The Lions had closed out their previous season on an 8 game winning streak and had won most of their games in dominating fashion. Milburn Smith had taken an approach of creating space out of tight formations and had a dandy signal caller in Jim Grey and a stacked backfield full of playmakers who could run, catch, block, and execute Smith’s plan of attack. Most expected the Lions to be good, and those people got more than they bargained for.
The Lions kicked off the ’52 campaign by knocking off Abilene Christian in Abilene, a team that the Lions had not had a lot of success against up to that point. The Lions issued statement number one by beating the Wildcats 21-0. The next week the Lions lit up the scoreboard with a 54-34 shootout win over Trinity. Then, three straight games that basically defined the season occurred. The Lions travelled to Southwestern Oklahoma State and scored the largest margin of victory in school history, 65-0. The next week, was the essentially the same result in Southeast Texas as ET whacked Lamar 48-0. The following game, same song different verse as the Lions throttled Midwestern State 48-0 in a game played at a neutral site in Vernon, Texas.
The next week Sam Houston State travelled to Commerce and again, the Bearkats left Commerce with a loss. The 33 points the Kats put up were not nearly enough to counter the 57 Smith’s offense put up. The next matchup in Deep East Texas saw the Lions route the Lumberjacks of Stephen F. Austin 54-7.
The last 3 games of the season were all played in Commerce and all blowout wins. 63-23 over Southwest Texas State, 61-7 over Austin College, and 27-7 over Sul Ross State. A 10-0 record, an undefeated season, something that had not been seen in 15 years.

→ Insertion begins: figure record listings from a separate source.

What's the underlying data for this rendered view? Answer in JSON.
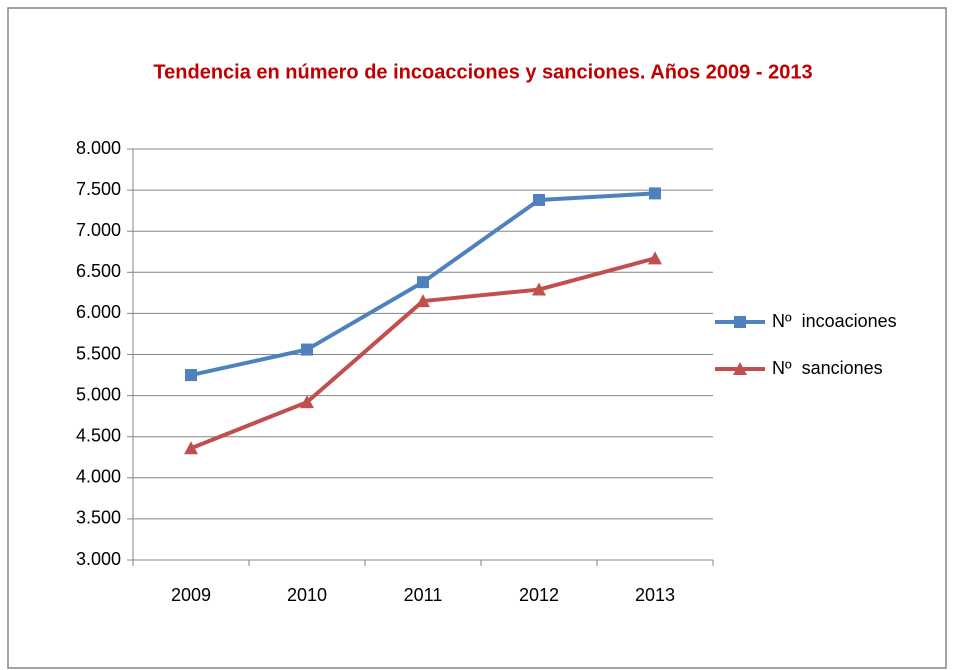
{
  "chart_data": {
    "type": "line",
    "title": "Tendencia en número de incoacciones y sanciones. Años 2009 - 2013",
    "categories": [
      "2009",
      "2010",
      "2011",
      "2012",
      "2013"
    ],
    "series": [
      {
        "name": "Nº  incoaciones",
        "color": "#4f81bd",
        "marker": "square",
        "values": [
          5250,
          5560,
          6380,
          7380,
          7460
        ]
      },
      {
        "name": "Nº  sanciones",
        "color": "#c0504d",
        "marker": "triangle",
        "values": [
          4360,
          4920,
          6150,
          6290,
          6670
        ]
      }
    ],
    "ylim": [
      3000,
      8000
    ],
    "yticks": [
      {
        "value": 3000,
        "label": "3.000"
      },
      {
        "value": 3500,
        "label": "3.500"
      },
      {
        "value": 4000,
        "label": "4.000"
      },
      {
        "value": 4500,
        "label": "4.500"
      },
      {
        "value": 5000,
        "label": "5.000"
      },
      {
        "value": 5500,
        "label": "5.500"
      },
      {
        "value": 6000,
        "label": "6.000"
      },
      {
        "value": 6500,
        "label": "6.500"
      },
      {
        "value": 7000,
        "label": "7.000"
      },
      {
        "value": 7500,
        "label": "7.500"
      },
      {
        "value": 8000,
        "label": "8.000"
      }
    ],
    "grid": true,
    "legend": "right"
  }
}
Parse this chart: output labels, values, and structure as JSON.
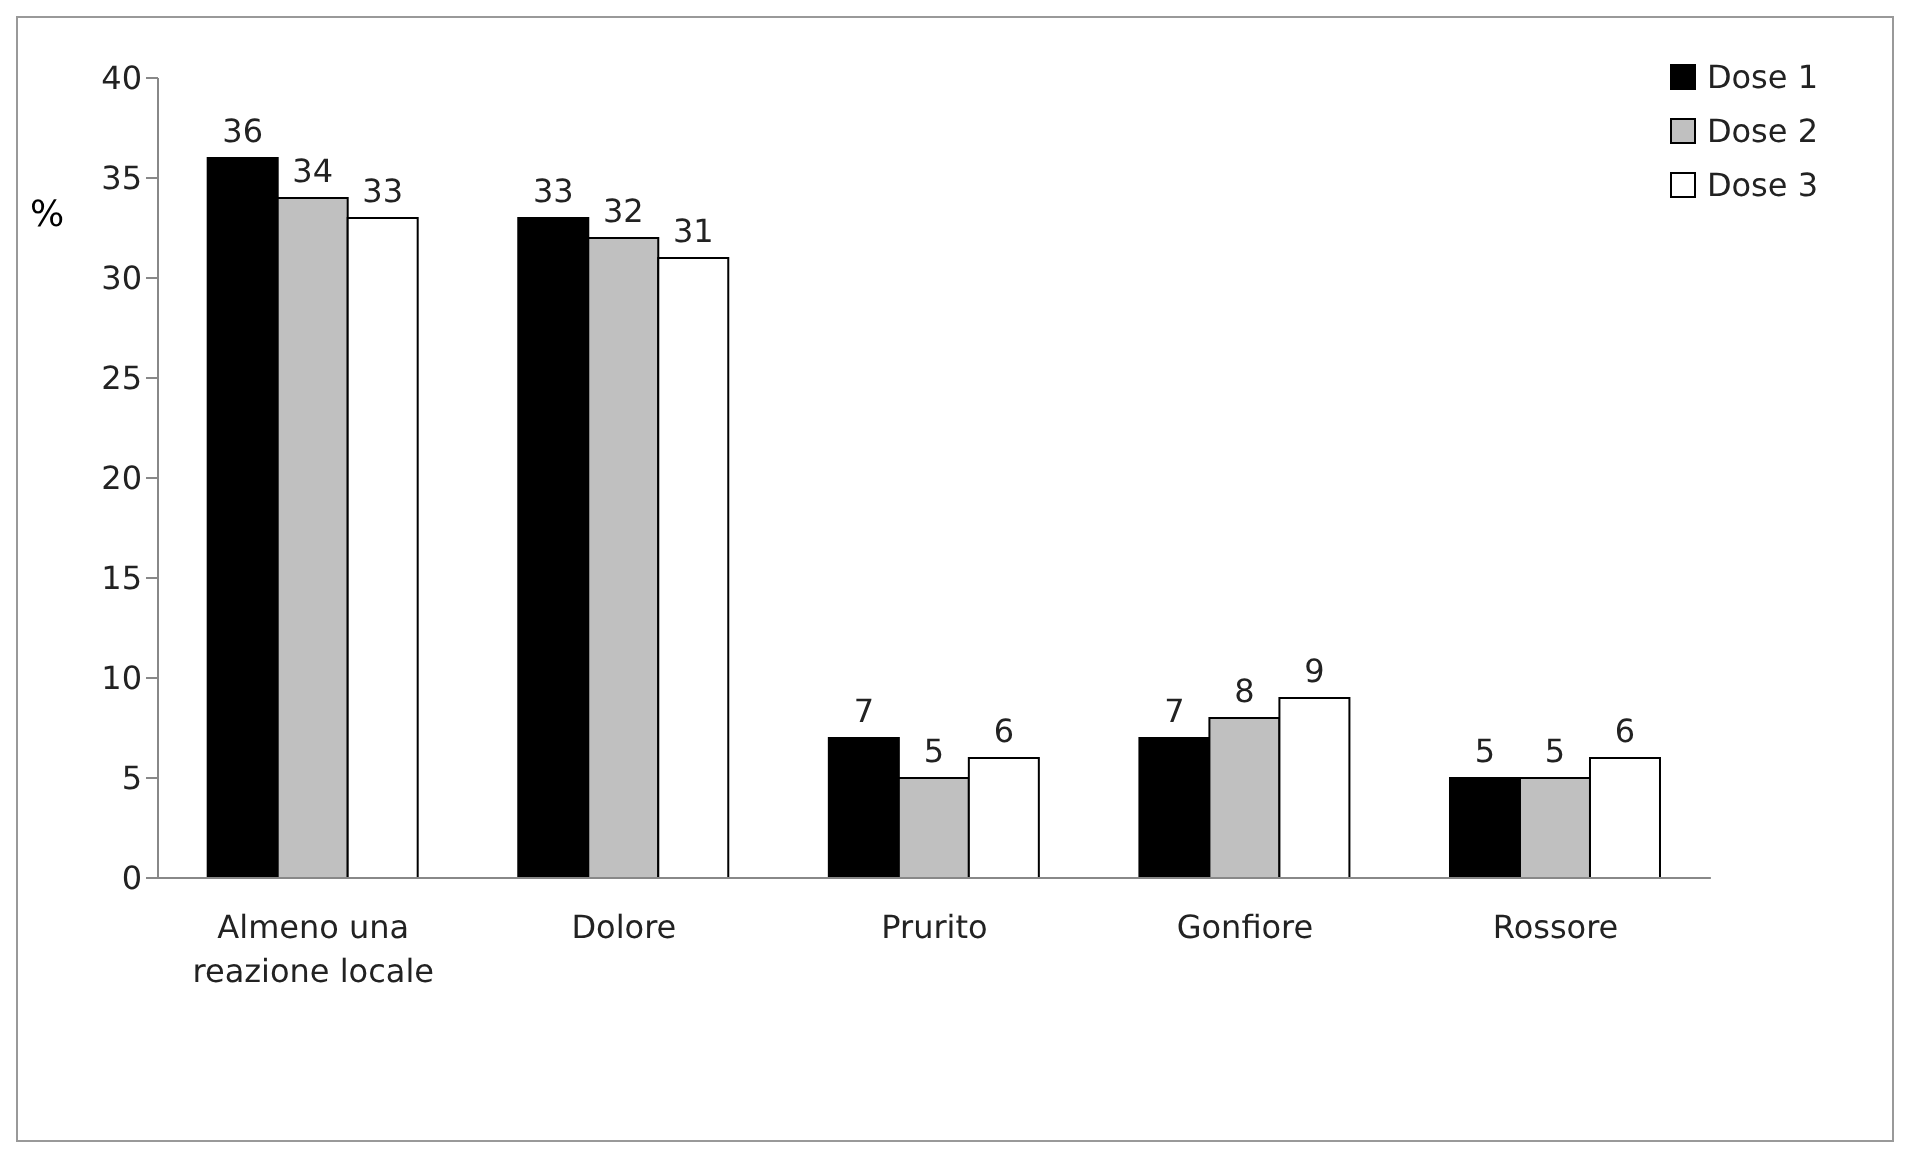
{
  "chart_data": {
    "type": "bar",
    "ylabel": "%",
    "categories": [
      "Almeno una reazione locale",
      "Dolore",
      "Prurito",
      "Gonfiore",
      "Rossore"
    ],
    "series": [
      {
        "name": "Dose 1",
        "color": "#000000",
        "values": [
          36,
          33,
          7,
          7,
          5
        ]
      },
      {
        "name": "Dose 2",
        "color": "#c0c0c0",
        "values": [
          34,
          32,
          5,
          8,
          5
        ]
      },
      {
        "name": "Dose 3",
        "color": "#ffffff",
        "values": [
          33,
          31,
          6,
          9,
          6
        ]
      }
    ],
    "ylim": [
      0,
      40
    ],
    "yticks": [
      0,
      5,
      10,
      15,
      20,
      25,
      30,
      35,
      40
    ],
    "grid": false,
    "legend": "top right",
    "data_labels": true
  }
}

It put the entire country on notice about little East Texas State out of Commerce, Tx, and the country took notice.
Prior to 1956, The Lions were not tied to the NAIA as they were not yet sponsoring Football, and had a loose affiliation with NCAA. The Lone Star Conference was essentially a league of it’s own and the Lions played out of conference games against teams from now defunct conferences such as the Border Conference.

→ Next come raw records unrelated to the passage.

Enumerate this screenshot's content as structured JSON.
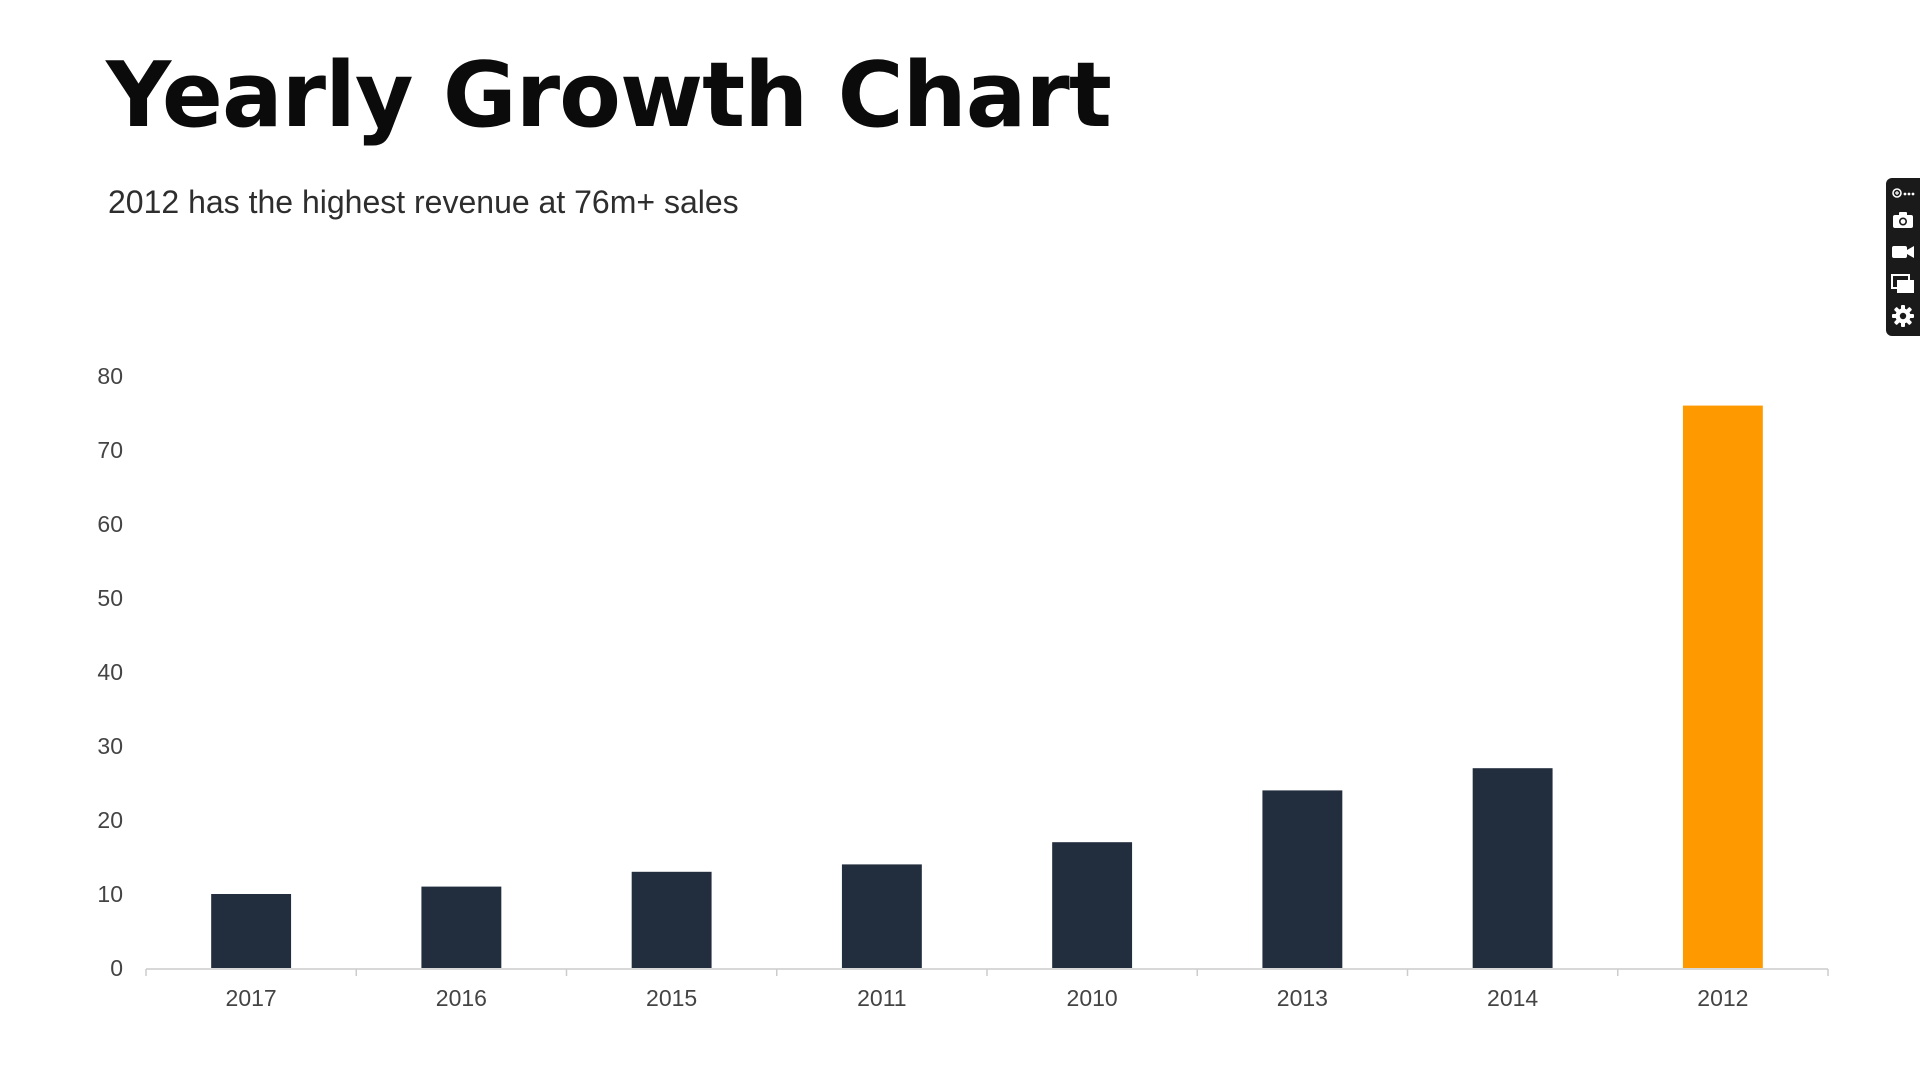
{
  "header": {
    "title": "Yearly Growth Chart",
    "subtitle": "2012 has the highest revenue at 76m+ sales"
  },
  "chart_data": {
    "type": "bar",
    "categories": [
      "2017",
      "2016",
      "2015",
      "2011",
      "2010",
      "2013",
      "2014",
      "2012"
    ],
    "values": [
      10,
      11,
      13,
      14,
      17,
      24,
      27,
      76
    ],
    "highlight_category": "2012",
    "title": "",
    "xlabel": "",
    "ylabel": "",
    "ylim": [
      0,
      80
    ],
    "yticks": [
      0,
      10,
      20,
      30,
      40,
      50,
      60,
      70,
      80
    ],
    "grid": false,
    "legend": "none",
    "colors": {
      "bar": "#222d3d",
      "highlight": "#ff9900",
      "axis": "#cccccc"
    }
  },
  "toolbar": {
    "items": [
      {
        "icon": "extension-menu-icon"
      },
      {
        "icon": "camera-icon"
      },
      {
        "icon": "video-camera-icon"
      },
      {
        "icon": "windows-icon"
      },
      {
        "icon": "gear-icon"
      }
    ]
  }
}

The Tangerine Bowl started in 1947 and had a conference tie in to the Ohio Valley Conference. Essentially how it worked was that the OVC would pledge its conference champion if invited, but the Tangerine Bowl’s goal was to take the two best teams in the South and the Lower Midwest. The Bowl extended an invitation to Tennessee Tech, the OVC Champion, and the powerful Lions of East Texas State College. The Lion football team was now out to see if they belonged with the national powers.
That question was answered on New Year’s Day 1953 in Orlando, Florida. In front of a crowd of 12,340 fans, the Lions routed Tech’s Golden Eagles 33-0, taking the Tangerine Bowl Championship. Halfback Marvin Brown was named Game MVP. The next day in Newspapers all across America universally crowed about how the Lions of Little East Texas State might be the very best non-NCAA team in the country, and no team had come close (or at least within 20 points) of proving them wrong.

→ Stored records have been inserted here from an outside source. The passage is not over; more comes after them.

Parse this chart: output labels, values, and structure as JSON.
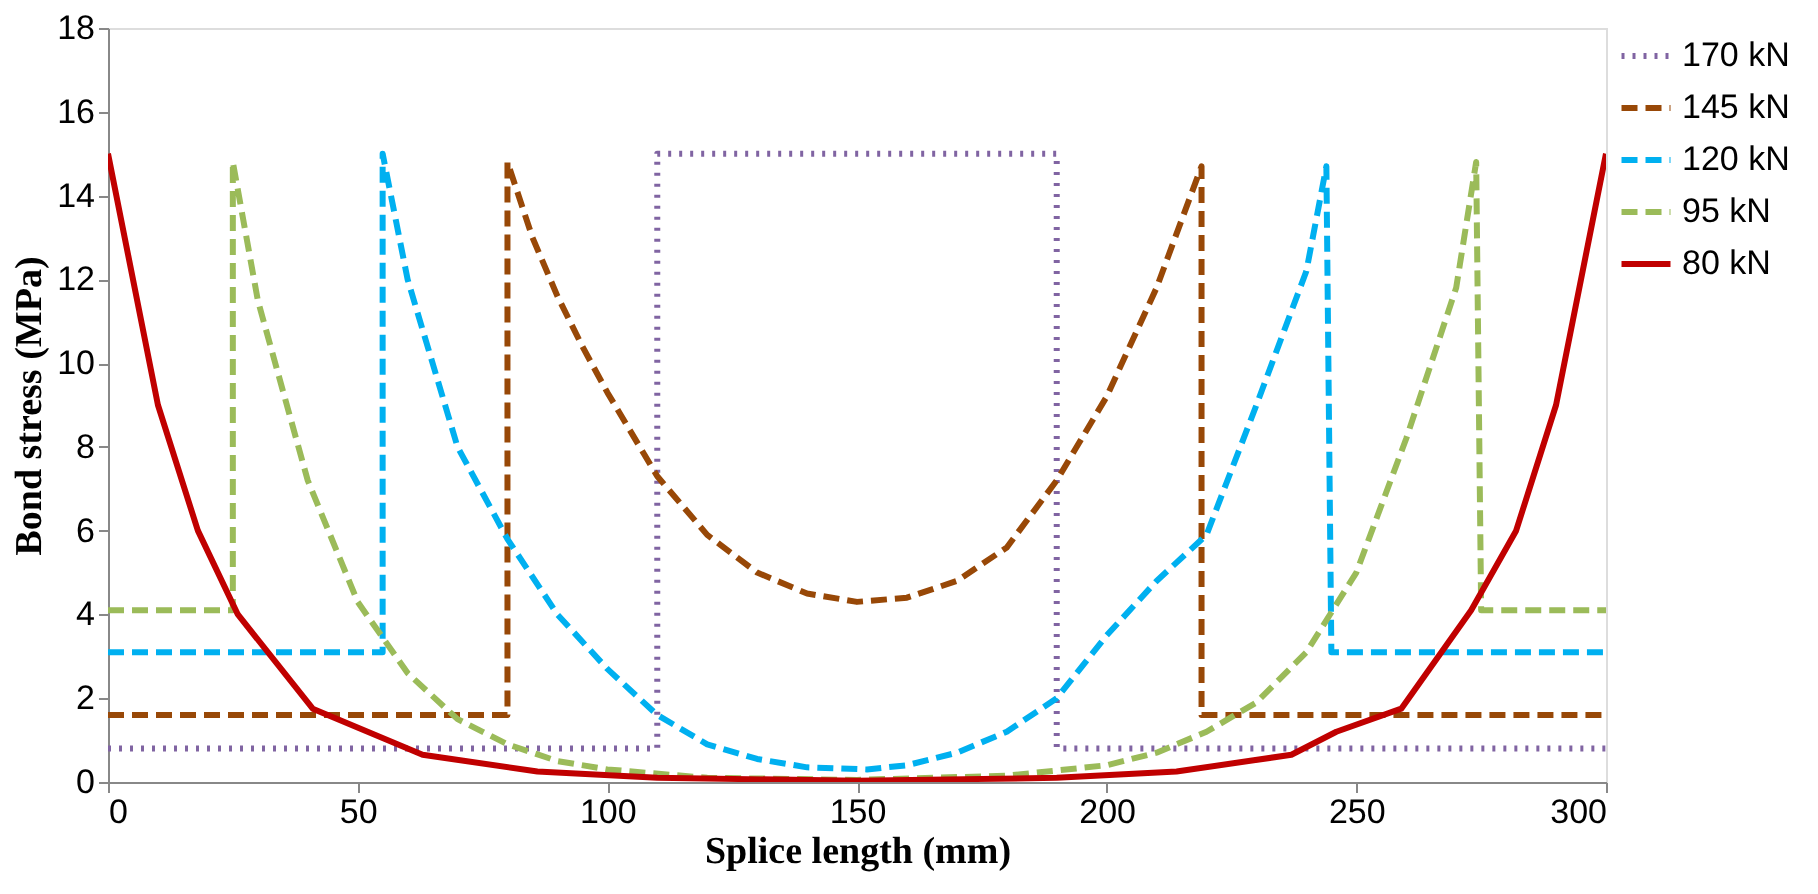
{
  "chart_data": {
    "type": "line",
    "xlabel": "Splice length (mm)",
    "ylabel": "Bond stress (MPa)",
    "xlim": [
      0,
      300
    ],
    "ylim": [
      0,
      18
    ],
    "xticks": [
      0,
      50,
      100,
      150,
      200,
      250,
      300
    ],
    "yticks": [
      0,
      2,
      4,
      6,
      8,
      10,
      12,
      14,
      16,
      18
    ],
    "grid": false,
    "legend": "right",
    "marker": "none",
    "series": [
      {
        "name": "170 kN",
        "color": "#8064a2",
        "line_style": "dotted",
        "x": [
          0,
          110,
          110,
          190,
          190,
          300
        ],
        "values": [
          0.8,
          0.8,
          15,
          15,
          0.8,
          0.8
        ]
      },
      {
        "name": "145 kN",
        "color": "#984807",
        "line_style": "dashed",
        "x": [
          0,
          80,
          80,
          85,
          90,
          95,
          100,
          110,
          120,
          130,
          140,
          150,
          160,
          170,
          180,
          190,
          200,
          210,
          219,
          219,
          300
        ],
        "values": [
          1.6,
          1.6,
          14.8,
          13.0,
          11.6,
          10.4,
          9.3,
          7.3,
          5.9,
          5.0,
          4.5,
          4.3,
          4.4,
          4.8,
          5.6,
          7.2,
          9.2,
          11.8,
          14.7,
          1.6,
          1.6
        ]
      },
      {
        "name": "120 kN",
        "color": "#00b0f0",
        "line_style": "dashed",
        "x": [
          0,
          55,
          55,
          60,
          70,
          80,
          90,
          100,
          110,
          120,
          130,
          140,
          152,
          160,
          170,
          180,
          190,
          200,
          210,
          220,
          230,
          240,
          244,
          245,
          300
        ],
        "values": [
          3.1,
          3.1,
          15,
          12,
          8,
          5.8,
          4.0,
          2.7,
          1.6,
          0.9,
          0.55,
          0.35,
          0.3,
          0.4,
          0.7,
          1.2,
          2.0,
          3.5,
          4.8,
          5.9,
          9.0,
          12.2,
          14.7,
          3.1,
          3.1
        ]
      },
      {
        "name": "95 kN",
        "color": "#9bbb59",
        "line_style": "dashed",
        "x": [
          0,
          25,
          25,
          30,
          40,
          50,
          60,
          70,
          80,
          90,
          100,
          120,
          150,
          180,
          200,
          210,
          220,
          230,
          240,
          250,
          260,
          270,
          274,
          275,
          300
        ],
        "values": [
          4.1,
          4.1,
          14.8,
          11.5,
          7.2,
          4.3,
          2.6,
          1.5,
          0.9,
          0.5,
          0.3,
          0.1,
          0.05,
          0.15,
          0.4,
          0.7,
          1.2,
          1.9,
          3.1,
          5.0,
          8.2,
          11.8,
          14.8,
          4.1,
          4.1
        ]
      },
      {
        "name": "80 kN",
        "color": "#c00000",
        "line_style": "solid",
        "x": [
          0,
          10,
          18,
          26,
          41,
          63,
          86,
          110,
          150,
          190,
          214,
          237,
          246,
          259,
          273,
          282,
          290,
          300
        ],
        "values": [
          15,
          9.0,
          6.0,
          4.0,
          1.75,
          0.65,
          0.25,
          0.1,
          0.03,
          0.1,
          0.25,
          0.65,
          1.2,
          1.75,
          4.1,
          6.0,
          9.0,
          15
        ]
      }
    ]
  }
}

Jim Grey and Bruno Ashley were First Team All-American, while they put a staggering 9 players on the LSC First Team and another 4 on the LSC Second team and 6 made the first Honorable Mention/LSC Third Team. A whopping 19 All-LSC players.
The Lions extended their win streak to 18 games and scored a staggering 496 points and shutting out 6 opponents. Most College Football historians agree had the Lions been in a formal post season set, they would no doubt have been national champions, and that the Tangerine Bowl was in essence a defect national championship game for non-NCAA teams.
To me, the greatest team of all time.